A 2.4 kbps Waveform Interpolation Speech Codec Incorporating Wavelet-Based Techniques

F.C.A.Brooks, L. Hanzo

Department of Electronics and Computer Science,
University of Southampton, SO17 1BJ, UK.
Tel: +44 703 593125, Fax: +44 703 593045
Email: lh@ecs.soton.ac.uk

© 1998 IEEE. Personal use of this material is permitted. However, permission to reprint/republish this material for advertising or promotional purposes or for creating new collective works for resale or redistribution to servers or lists, or to refuse any copyrighted component of this work in other works must be obtained from the IEEE.
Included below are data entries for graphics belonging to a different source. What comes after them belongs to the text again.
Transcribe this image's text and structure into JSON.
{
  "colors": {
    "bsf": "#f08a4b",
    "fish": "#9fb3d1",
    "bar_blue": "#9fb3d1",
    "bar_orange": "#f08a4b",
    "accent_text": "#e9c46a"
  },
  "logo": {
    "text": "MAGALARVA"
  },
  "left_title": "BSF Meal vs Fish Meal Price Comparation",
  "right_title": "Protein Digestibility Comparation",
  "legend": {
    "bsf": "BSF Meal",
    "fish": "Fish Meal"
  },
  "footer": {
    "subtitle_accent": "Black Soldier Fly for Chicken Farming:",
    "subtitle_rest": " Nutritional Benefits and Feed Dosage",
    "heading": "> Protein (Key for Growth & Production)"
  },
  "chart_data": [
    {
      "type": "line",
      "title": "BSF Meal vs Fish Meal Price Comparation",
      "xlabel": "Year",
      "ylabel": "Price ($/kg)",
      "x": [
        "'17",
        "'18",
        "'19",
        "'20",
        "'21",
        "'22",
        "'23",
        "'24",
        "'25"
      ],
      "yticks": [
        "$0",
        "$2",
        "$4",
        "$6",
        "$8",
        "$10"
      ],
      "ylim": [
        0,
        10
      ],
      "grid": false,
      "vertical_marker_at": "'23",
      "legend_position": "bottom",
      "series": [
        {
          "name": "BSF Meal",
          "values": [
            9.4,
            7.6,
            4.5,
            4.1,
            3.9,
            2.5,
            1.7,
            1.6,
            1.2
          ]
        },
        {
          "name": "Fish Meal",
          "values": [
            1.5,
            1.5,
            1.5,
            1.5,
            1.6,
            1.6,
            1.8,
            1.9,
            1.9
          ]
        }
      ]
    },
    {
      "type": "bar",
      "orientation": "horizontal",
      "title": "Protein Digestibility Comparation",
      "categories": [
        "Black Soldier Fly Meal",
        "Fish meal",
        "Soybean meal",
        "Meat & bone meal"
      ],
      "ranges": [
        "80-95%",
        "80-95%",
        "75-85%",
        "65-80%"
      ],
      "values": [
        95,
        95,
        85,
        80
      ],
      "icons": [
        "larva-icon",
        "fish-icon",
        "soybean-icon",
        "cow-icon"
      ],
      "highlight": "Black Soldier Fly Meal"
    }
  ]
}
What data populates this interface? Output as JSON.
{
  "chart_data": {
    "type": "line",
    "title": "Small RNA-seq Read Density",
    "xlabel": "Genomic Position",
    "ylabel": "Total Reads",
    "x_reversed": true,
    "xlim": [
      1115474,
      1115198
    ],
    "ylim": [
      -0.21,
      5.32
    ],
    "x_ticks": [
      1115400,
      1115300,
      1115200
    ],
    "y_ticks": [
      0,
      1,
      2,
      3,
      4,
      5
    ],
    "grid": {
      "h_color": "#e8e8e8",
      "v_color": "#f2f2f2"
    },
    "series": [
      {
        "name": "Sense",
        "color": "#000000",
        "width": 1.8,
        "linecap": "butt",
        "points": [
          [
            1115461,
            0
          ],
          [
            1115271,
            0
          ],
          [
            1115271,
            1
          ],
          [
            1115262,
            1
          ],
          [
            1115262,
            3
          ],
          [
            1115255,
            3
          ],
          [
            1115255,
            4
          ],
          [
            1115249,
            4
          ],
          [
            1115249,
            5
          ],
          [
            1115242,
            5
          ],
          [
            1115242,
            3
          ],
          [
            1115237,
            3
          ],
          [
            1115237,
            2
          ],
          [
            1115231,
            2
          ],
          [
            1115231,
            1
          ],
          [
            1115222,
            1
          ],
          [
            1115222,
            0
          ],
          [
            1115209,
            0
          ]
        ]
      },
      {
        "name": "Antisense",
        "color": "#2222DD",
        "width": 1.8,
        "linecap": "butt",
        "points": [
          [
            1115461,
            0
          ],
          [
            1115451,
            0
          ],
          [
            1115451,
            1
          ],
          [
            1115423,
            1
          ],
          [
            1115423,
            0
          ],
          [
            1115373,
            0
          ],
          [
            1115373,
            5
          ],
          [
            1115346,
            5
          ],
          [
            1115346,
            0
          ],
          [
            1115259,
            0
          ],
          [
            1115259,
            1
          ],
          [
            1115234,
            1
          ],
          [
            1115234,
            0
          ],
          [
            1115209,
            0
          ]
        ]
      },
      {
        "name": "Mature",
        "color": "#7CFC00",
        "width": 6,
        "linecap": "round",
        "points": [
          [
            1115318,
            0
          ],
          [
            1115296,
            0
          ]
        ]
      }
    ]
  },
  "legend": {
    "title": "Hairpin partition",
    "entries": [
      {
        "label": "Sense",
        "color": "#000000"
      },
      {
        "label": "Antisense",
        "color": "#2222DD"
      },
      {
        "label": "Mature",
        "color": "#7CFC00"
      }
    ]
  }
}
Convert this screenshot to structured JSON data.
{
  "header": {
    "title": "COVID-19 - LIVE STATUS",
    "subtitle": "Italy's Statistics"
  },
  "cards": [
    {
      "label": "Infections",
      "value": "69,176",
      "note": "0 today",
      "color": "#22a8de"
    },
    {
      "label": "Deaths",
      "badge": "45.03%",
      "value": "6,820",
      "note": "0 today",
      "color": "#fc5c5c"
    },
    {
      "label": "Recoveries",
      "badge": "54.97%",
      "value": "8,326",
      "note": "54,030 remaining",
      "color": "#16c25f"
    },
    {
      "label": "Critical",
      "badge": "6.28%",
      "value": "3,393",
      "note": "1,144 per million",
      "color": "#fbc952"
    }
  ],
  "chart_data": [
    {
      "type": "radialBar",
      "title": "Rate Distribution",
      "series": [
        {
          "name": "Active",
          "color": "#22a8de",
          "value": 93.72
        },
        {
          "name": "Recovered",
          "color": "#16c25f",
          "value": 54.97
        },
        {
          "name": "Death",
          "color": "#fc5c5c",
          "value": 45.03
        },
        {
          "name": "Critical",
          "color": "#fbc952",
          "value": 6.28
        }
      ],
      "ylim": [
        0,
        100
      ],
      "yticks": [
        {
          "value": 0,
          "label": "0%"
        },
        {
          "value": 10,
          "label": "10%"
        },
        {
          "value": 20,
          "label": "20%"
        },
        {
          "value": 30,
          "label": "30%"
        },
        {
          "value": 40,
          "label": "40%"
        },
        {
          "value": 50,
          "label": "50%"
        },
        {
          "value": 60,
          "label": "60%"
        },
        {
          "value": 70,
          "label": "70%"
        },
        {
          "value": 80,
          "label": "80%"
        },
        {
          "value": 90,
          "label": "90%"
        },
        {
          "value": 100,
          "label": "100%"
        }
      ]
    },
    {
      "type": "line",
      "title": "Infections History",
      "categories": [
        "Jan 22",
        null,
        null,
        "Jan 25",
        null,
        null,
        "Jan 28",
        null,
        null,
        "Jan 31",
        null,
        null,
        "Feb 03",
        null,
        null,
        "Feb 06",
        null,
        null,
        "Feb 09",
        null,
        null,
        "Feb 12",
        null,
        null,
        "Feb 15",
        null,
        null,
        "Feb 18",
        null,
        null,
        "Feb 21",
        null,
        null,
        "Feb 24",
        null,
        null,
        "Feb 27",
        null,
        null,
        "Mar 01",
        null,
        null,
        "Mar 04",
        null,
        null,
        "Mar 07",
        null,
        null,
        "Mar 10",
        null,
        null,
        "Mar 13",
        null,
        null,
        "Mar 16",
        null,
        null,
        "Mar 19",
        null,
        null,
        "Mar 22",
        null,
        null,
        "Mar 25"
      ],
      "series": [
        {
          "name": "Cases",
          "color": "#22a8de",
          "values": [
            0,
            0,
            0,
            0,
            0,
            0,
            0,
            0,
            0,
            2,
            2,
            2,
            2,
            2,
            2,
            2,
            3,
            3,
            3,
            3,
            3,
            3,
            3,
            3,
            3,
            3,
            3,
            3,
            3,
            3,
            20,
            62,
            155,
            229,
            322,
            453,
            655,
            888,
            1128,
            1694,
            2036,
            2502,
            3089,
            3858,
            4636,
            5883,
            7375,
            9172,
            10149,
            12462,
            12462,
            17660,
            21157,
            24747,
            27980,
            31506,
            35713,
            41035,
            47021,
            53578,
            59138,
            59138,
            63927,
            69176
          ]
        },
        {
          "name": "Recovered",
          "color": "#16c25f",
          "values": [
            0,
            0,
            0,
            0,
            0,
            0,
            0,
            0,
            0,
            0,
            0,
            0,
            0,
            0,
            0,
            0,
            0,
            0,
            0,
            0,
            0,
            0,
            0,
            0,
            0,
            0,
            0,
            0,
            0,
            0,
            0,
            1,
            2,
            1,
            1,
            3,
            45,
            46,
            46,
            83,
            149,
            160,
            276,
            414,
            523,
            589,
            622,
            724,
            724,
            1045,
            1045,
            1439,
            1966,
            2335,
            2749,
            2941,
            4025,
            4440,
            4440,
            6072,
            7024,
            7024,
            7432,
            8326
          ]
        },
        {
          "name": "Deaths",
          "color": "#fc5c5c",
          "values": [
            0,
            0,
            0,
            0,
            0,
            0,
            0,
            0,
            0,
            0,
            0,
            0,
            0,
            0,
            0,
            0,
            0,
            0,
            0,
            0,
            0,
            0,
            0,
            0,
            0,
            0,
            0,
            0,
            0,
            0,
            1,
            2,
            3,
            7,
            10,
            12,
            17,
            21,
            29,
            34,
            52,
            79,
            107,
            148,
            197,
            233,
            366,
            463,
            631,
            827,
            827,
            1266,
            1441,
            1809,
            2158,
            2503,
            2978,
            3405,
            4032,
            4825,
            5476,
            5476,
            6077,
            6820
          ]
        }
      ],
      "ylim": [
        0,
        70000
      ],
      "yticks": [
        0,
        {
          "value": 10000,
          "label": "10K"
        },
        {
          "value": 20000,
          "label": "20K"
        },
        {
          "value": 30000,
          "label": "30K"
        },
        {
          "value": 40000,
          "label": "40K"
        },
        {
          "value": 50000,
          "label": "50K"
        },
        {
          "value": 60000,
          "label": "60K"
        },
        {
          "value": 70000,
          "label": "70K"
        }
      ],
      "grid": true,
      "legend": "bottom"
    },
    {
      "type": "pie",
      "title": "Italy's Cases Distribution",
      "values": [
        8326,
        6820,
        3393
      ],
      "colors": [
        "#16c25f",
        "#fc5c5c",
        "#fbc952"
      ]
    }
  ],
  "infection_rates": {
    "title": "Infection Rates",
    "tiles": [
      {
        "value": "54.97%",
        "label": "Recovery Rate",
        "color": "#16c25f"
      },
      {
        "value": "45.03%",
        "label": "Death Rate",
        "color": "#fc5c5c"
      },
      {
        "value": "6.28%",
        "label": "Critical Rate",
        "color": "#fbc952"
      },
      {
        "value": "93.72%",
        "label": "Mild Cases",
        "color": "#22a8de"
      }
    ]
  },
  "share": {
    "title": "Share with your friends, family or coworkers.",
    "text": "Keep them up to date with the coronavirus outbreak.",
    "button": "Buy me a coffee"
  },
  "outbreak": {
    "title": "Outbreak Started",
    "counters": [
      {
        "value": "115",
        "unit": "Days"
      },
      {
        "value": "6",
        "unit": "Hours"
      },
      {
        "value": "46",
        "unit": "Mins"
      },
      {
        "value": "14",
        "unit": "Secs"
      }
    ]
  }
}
Submitted to IEEE Trans. on Audio and Speech Processing, 1998.

Abstract:

Following a brief portrayal of the activities in 2.4 kbps speech coding a wavelet-based pitch detector is invoked, which substantially reduces the complexity of conventional autocorrelation-based pitch detectors, while ensuring smooth pitch trajectory evolution. This scheme is incorporated in a waveform-interpolated codec, which uses voiced-unvoiced classification and instead of simple Dirac-pulses an unconventional Zinc basis function excitation is employed for modelling the voiced excitation. The required Zinc-function parameters are determined in an analysis-by-synthesis loop and for the sake of smooth waveform evolution and reduced complexity, a focused search strategy and a few further sub-optimum restrictions are imposed without seriously affecting the speech quality. This base-line codec operates at a rate of 1.9 kbps, but it suffers form slight buzziness during the periods of excessive voicing. This impediment is then mitigated by invoking a mixed voiced-unvoiced multi-band excitation, which slightly increases the bit rate to 2.4 kbps due to the transmission of the 2-bit voicing strength code in each of the 5 excitation bands.